Photoshop, Blender, Ableton—Claude can now work directly inside the tools creative professionals actually use. Anthropic announced nine new connectors on April 28, each purpose-built for a different corner of the creative industry.
The integrations go beyond documentation lookup. Claude can retouch portraits in Photoshop, build and modify 3D models in Autodesk Fusion through plain conversation, or let VJs control Resolume Arena mid-set without touching a menu.
From batch-renaming layers to writing custom Blender scripts, the busywork is the first thing to go
The Affinity connector handles the tedious end of production: batch image adjustments, layer renaming, file exports. SketchUp users can describe a concept in plain language—a room, a furniture piece, a site layout—and get a 3D model ready to open and refine. Splice's integration lets music producers search royalty-free samples without leaving Claude.

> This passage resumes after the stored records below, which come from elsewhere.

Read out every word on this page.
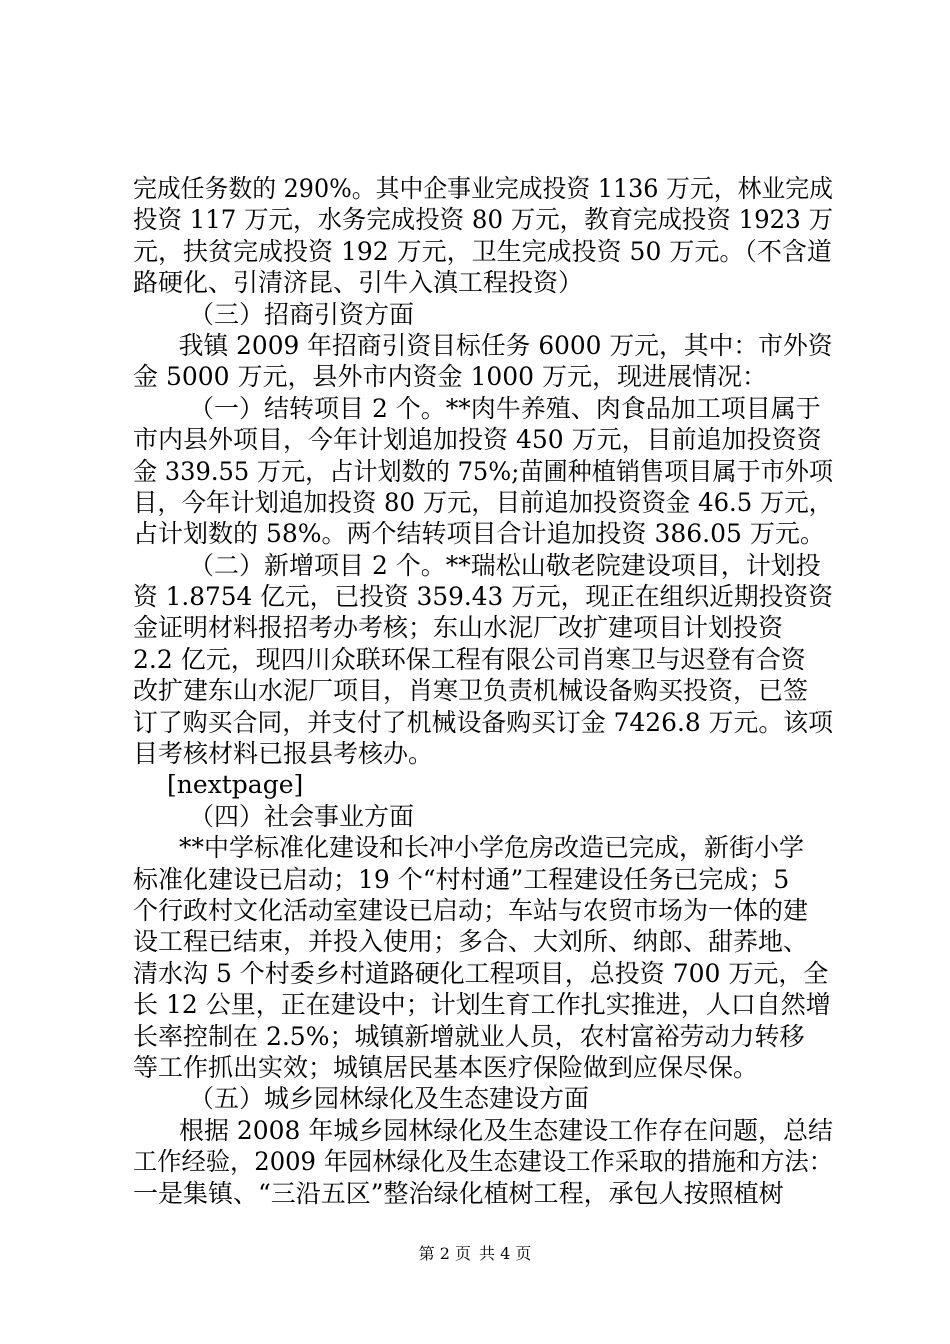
完成任务数的 290%。其中企事业完成投资 1136 万元，林业完成
投资 117 万元，水务完成投资 80 万元，教育完成投资 1923 万
元，扶贫完成投资 192 万元，卫生完成投资 50 万元。（不含道
路硬化、引清济昆、引牛入滇工程投资）
（三）招商引资方面
我镇 2009 年招商引资目标任务 6000 万元，其中：市外资
金 5000 万元，县外市内资金 1000 万元，现进展情况：
（一）结转项目 2 个。**肉牛养殖、肉食品加工项目属于
市内县外项目，今年计划追加投资 450 万元，目前追加投资资
金 339.55 万元，占计划数的 75%;苗圃种植销售项目属于市外项
目，今年计划追加投资 80 万元，目前追加投资资金 46.5 万元，
占计划数的 58%。两个结转项目合计追加投资 386.05 万元。
（二）新增项目 2 个。**瑞松山敬老院建设项目，计划投
资 1.8754 亿元，已投资 359.43 万元，现正在组织近期投资资
金证明材料报招考办考核；东山水泥厂改扩建项目计划投资
2.2 亿元，现四川众联环保工程有限公司肖寒卫与迟登有合资
改扩建东山水泥厂项目，肖寒卫负责机械设备购买投资，已签
订了购买合同，并支付了机械设备购买订金 7426.8 万元。该项
目考核材料已报县考核办。
[nextpage]
（四）社会事业方面
**中学标准化建设和长冲小学危房改造已完成，新街小学
标准化建设已启动；19 个“村村通”工程建设任务已完成；5
个行政村文化活动室建设已启动；车站与农贸市场为一体的建
设工程已结束，并投入使用；多合、大刘所、纳郎、甜荞地、
清水沟 5 个村委乡村道路硬化工程项目，总投资 700 万元，全
长 12 公里，正在建设中；计划生育工作扎实推进，人口自然增
长率控制在 2.5%；城镇新增就业人员，农村富裕劳动力转移
等工作抓出实效；城镇居民基本医疗保险做到应保尽保。
（五）城乡园林绿化及生态建设方面
根据 2008 年城乡园林绿化及生态建设工作存在问题，总结
工作经验，2009 年园林绿化及生态建设工作采取的措施和方法：
一是集镇、“三沿五区”整治绿化植树工程，承包人按照植树
第 2 页 共 4 页
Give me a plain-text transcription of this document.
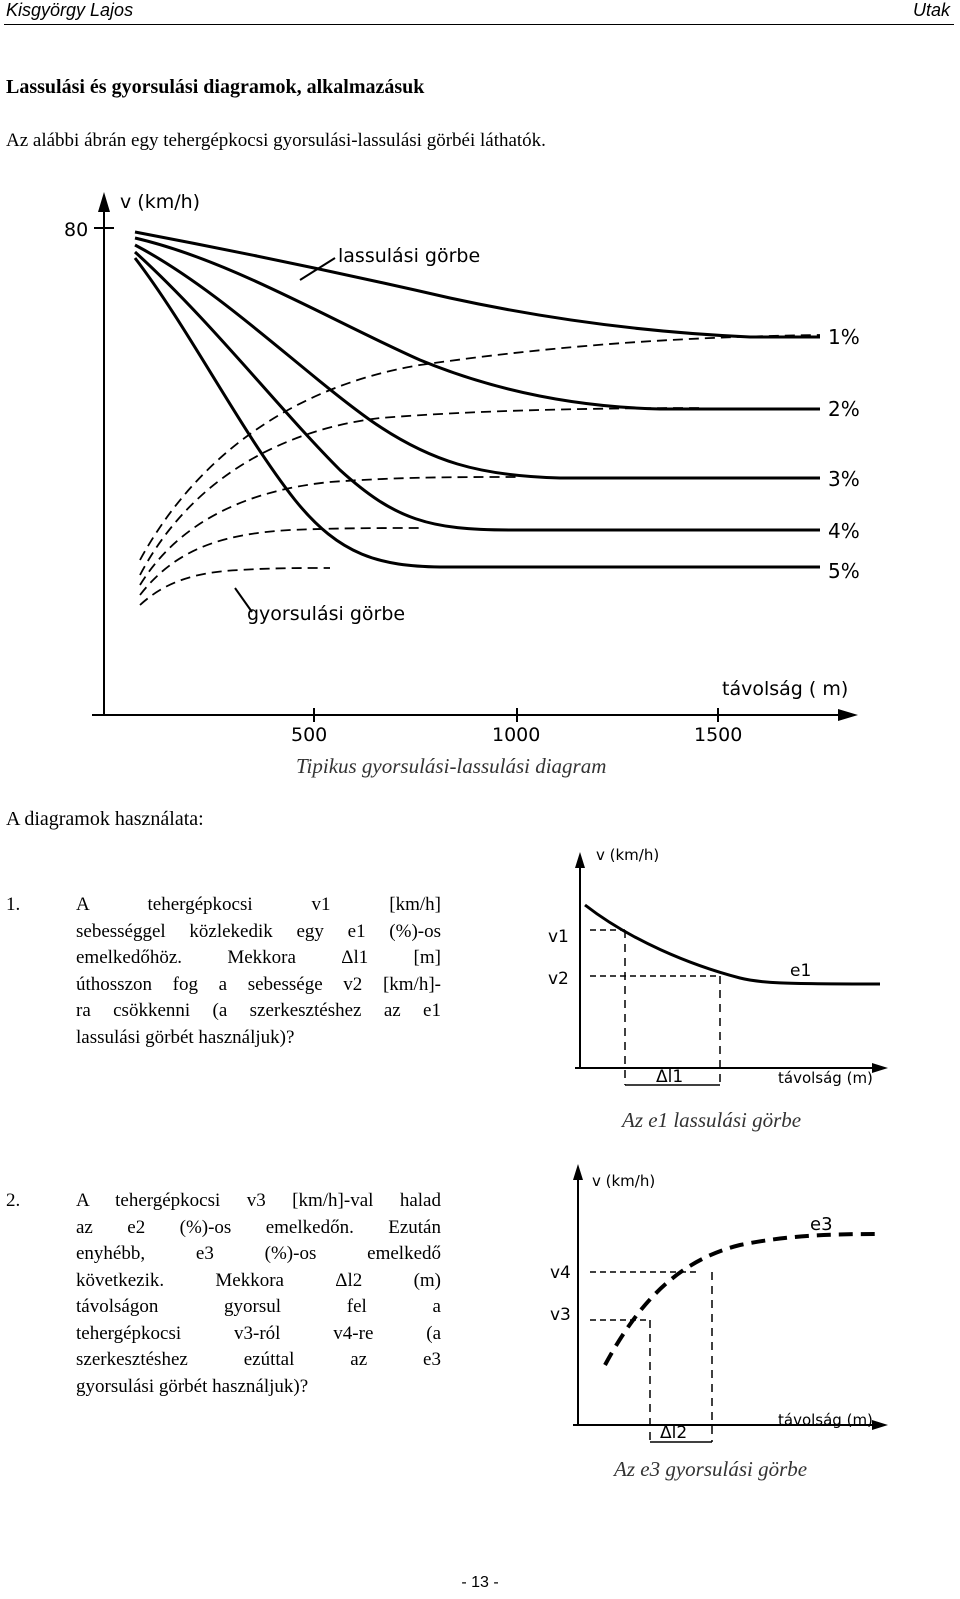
Kisgyörgy Lajos	Utak
Lassulási és gyorsulási diagramok, alkalmazásuk
Az alábbi ábrán egy tehergépkocsi gyorsulási-lassulási görbéi láthatók.
v (km/h)
80
távolság ( m)
500	1000	1500
lassulási görbe
gyorsulási görbe
1%
2%
3%
4%
5%
Tipikus gyorsulási-lassulási diagram
A diagramok használata:
1.	A tehergépkocsi v1 [km/h]
sebességgel közlekedik egy e1 (%)-os
emelkedőhöz. Mekkora Δl1 [m]
úthosszon fog a sebessége v2 [km/h]-
ra csökkenni (a szerkesztéshez az e1
lassulási görbét használjuk)?
v (km/h)
v1
v2	e1
Δl1	távolság (m)
Az e1 lassulási görbe
2.	A tehergépkocsi v3 [km/h]-val halad
az e2 (%)-os emelkedőn. Ezután
enyhébb, e3 (%)-os emelkedő
következik. Mekkora Δl2 (m)
távolságon gyorsul fel a
tehergépkocsi v3-ról v4-re (a
szerkesztéshez ezúttal az e3
gyorsulási görbét használjuk)?
v (km/h)
v4
v3
e3
Δl2
távolság (m)
Az e3 gyorsulási görbe
- 13 -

Blender gets the most technically interesting treatment. Claude connects directly to Blender's Python API, enabling natural-language control over scene debugging, batch scripting, and custom tool creation inside the interface itself. Anthropic also joined the Blender Development Fund as a Corporate Patron—€240,000 a year minimum—to keep the open-source project running.
Because the connector runs on MCP, other AI models can plug into Blender too, not just Claude.
RISD, Ringling, and Goldsmiths will put these tools in front of students—and report back on what actually works
Three art schools are coming on as early partners: Rhode Island School of Design, Ringling College of Art and Design, and Goldsmiths in London. Students and faculty get full access, and their feedback feeds directly into how Anthropic develops the tools further. It's a practical way to pressure-test creative AI with people who have real deadlines and no tolerance for tools that overpromise.
The connectors follow Claude Design, Anthropic's visual prototyping product launched two weeks prior. The creative industry push is clearly not a one-off.